La remontée du peloton s’effectue rapidement je salue Delphine du BA en passant, je reste sur ce rythme jusqu’au 13e km puis je décide de réduire l’allure en attendant le 1er ravito, bon nombre de traileurs vont me dépasser pendant cette période mais cela n’est pas très grave car maintenant le peloton est bien étiré, au 1er ravito 20e km, je croise Sam, Annie Nédelec, je traine un  peu car il me faut remplir mes 2 gourdes et je m’y prend comme un manche, j’engage cette partie sur le même rythme max 9 à 9,5 km, je rattrape Annie et j’apprends qu’elle et Patrice sont en prépa de la Réunion, bonne chance à eux, 30e km, arrêt éclair, juste du solide, Sam est là lui aussi, je repars devant, yohan et Steph Jannin sont la haut et nous encourage, je suis bien, d’ailleurs depuis quelques km, je commence à reprendre du monde sans accélérer le rythme.

La partie entre le 30e et 42e est très cassante, je conserve une foulée économe pas d’affolo, la course n’est pas finie, je vais faire un bout de route avec un triathlète de St- Jean de Mont qui fait le Défi, les dernières bosses avant le retour sur l’abbaye sont faites en marchant et les descentes très technique en courant, je suis bien et lucide.

Passage au niveau de l’abbaye, direction Gouarec, les jambes commencent à être dures, une petite alerte crampe, m’oblige à baisser un peu de rythme, Pierrick va me dépasser et partir vers un beau chrono, la portion de halage que je n’apprécie pas habituellement va me remettre en selle, je retrouve du rythme et la motivation.
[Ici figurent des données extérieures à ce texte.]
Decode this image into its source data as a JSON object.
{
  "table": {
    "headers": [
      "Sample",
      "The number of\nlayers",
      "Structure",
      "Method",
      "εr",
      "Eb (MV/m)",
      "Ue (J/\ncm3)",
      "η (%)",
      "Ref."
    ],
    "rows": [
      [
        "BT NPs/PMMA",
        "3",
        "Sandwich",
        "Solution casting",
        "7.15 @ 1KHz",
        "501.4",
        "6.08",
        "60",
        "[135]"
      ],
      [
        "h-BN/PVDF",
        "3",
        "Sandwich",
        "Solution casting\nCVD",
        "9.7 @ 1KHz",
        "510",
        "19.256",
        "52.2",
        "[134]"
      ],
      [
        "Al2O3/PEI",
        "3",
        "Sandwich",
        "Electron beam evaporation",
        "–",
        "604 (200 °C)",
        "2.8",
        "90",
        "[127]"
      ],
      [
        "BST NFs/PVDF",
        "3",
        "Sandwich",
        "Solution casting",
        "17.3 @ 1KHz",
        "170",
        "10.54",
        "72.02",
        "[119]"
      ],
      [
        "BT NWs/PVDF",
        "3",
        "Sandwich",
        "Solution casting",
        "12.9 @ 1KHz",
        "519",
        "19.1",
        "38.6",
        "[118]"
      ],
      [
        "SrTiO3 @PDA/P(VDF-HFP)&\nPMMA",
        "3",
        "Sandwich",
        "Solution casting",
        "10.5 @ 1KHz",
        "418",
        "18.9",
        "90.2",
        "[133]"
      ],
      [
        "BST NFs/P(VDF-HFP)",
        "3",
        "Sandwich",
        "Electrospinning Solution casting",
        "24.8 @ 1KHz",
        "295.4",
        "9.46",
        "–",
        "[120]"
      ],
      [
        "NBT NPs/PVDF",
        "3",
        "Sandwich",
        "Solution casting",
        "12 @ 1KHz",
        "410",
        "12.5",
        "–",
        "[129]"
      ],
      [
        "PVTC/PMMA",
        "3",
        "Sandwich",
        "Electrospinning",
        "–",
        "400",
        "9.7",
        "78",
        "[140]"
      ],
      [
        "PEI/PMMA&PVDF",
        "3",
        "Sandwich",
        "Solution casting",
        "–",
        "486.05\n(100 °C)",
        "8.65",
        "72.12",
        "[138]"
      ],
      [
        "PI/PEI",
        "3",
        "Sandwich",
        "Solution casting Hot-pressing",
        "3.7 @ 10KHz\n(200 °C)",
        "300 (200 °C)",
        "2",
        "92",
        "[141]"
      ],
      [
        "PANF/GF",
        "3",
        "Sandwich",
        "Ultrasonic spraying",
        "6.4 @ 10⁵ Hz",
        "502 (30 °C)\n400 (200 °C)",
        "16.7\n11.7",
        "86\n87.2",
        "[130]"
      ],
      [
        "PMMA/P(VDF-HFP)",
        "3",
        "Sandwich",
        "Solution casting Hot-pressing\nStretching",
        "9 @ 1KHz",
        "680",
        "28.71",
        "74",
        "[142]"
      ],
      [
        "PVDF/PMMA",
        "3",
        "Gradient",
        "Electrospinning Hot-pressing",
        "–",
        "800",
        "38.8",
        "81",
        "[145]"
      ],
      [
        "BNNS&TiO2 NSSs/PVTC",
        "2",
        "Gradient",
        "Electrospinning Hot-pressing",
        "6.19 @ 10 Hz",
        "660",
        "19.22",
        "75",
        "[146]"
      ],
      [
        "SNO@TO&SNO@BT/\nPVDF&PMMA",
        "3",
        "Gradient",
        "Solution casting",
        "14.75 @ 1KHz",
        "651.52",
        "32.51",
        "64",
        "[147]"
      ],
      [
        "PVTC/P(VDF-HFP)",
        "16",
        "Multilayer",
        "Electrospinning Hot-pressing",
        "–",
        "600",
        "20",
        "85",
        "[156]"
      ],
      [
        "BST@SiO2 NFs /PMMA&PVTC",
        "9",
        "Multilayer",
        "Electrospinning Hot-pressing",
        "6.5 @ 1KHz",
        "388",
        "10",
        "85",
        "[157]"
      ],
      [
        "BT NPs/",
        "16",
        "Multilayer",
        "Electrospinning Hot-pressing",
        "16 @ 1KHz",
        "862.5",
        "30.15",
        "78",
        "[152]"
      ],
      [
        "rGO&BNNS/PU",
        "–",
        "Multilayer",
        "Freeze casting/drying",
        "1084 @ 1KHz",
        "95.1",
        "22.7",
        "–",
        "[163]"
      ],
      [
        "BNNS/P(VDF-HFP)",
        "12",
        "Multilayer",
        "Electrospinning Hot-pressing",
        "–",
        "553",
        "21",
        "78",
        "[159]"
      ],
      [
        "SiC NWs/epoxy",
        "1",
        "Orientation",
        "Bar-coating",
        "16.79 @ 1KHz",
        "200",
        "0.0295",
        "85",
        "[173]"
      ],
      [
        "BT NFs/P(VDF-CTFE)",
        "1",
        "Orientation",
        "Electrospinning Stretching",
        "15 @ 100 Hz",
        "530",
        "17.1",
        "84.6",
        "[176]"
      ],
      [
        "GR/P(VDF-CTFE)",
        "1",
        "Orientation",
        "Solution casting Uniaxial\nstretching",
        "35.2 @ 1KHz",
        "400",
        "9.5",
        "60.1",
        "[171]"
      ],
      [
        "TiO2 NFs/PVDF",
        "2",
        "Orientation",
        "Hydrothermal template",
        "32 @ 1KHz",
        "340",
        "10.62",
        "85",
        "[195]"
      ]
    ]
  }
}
Dernier ravito, je zappe le sucré et je ne repars qu’avec de l’eau, erreur qui va me couter cher, direction les ardoisières tout va bien, bien-sûr il y a de la fatigue mais je cours encore en gérant bien les côtes, jusqu’au 52e km environ, là c’est le gros coup de pompe, plus de jus, chaque cailloux devient une montagne et les dernières marches un mur, la fin est interminable, je m‘accroche dans la dernière descente sur la route, la traversée de la rivière ou je salue Thierry Langlois, direction l’abbaye, puis l’arrivée finale, j’informe le traileur qui est 10 m devant moi, que je ne vais pas lui faire le sprint, sur la ligne il m’invite à finir avec lui, je lui fais signe de finir devant.

Et voilà Guerlédan c’est fini 7 h 48 d’effort, je me dirige vers mon frère qui est là parmi les spectateurs, je l’informe de mon éclat au 52e, il me dit hypo, pas assez mangé, pas assez de sucre. OK, expérience, j’avais dit, je n’avais pas encore connu ce genre de désagrément et bien voilà c’est fait. En tout cas, magnifique parcours, une ambiance d’enfer, des encouragements pratiquement partout, franchement une course géniale. Maintenant en route vers de nouveaux objectifs, certainement le Sancy puis Moncontour, j’y suis un peu obligé.
 

vos messages :

Steph a dit il y a moins d'une minute
Bravo Merlin pour ce retour. Un beau chrono malgré le peu de temps que tu as aujourd'hui mais l'expérience est la, bien utile!!!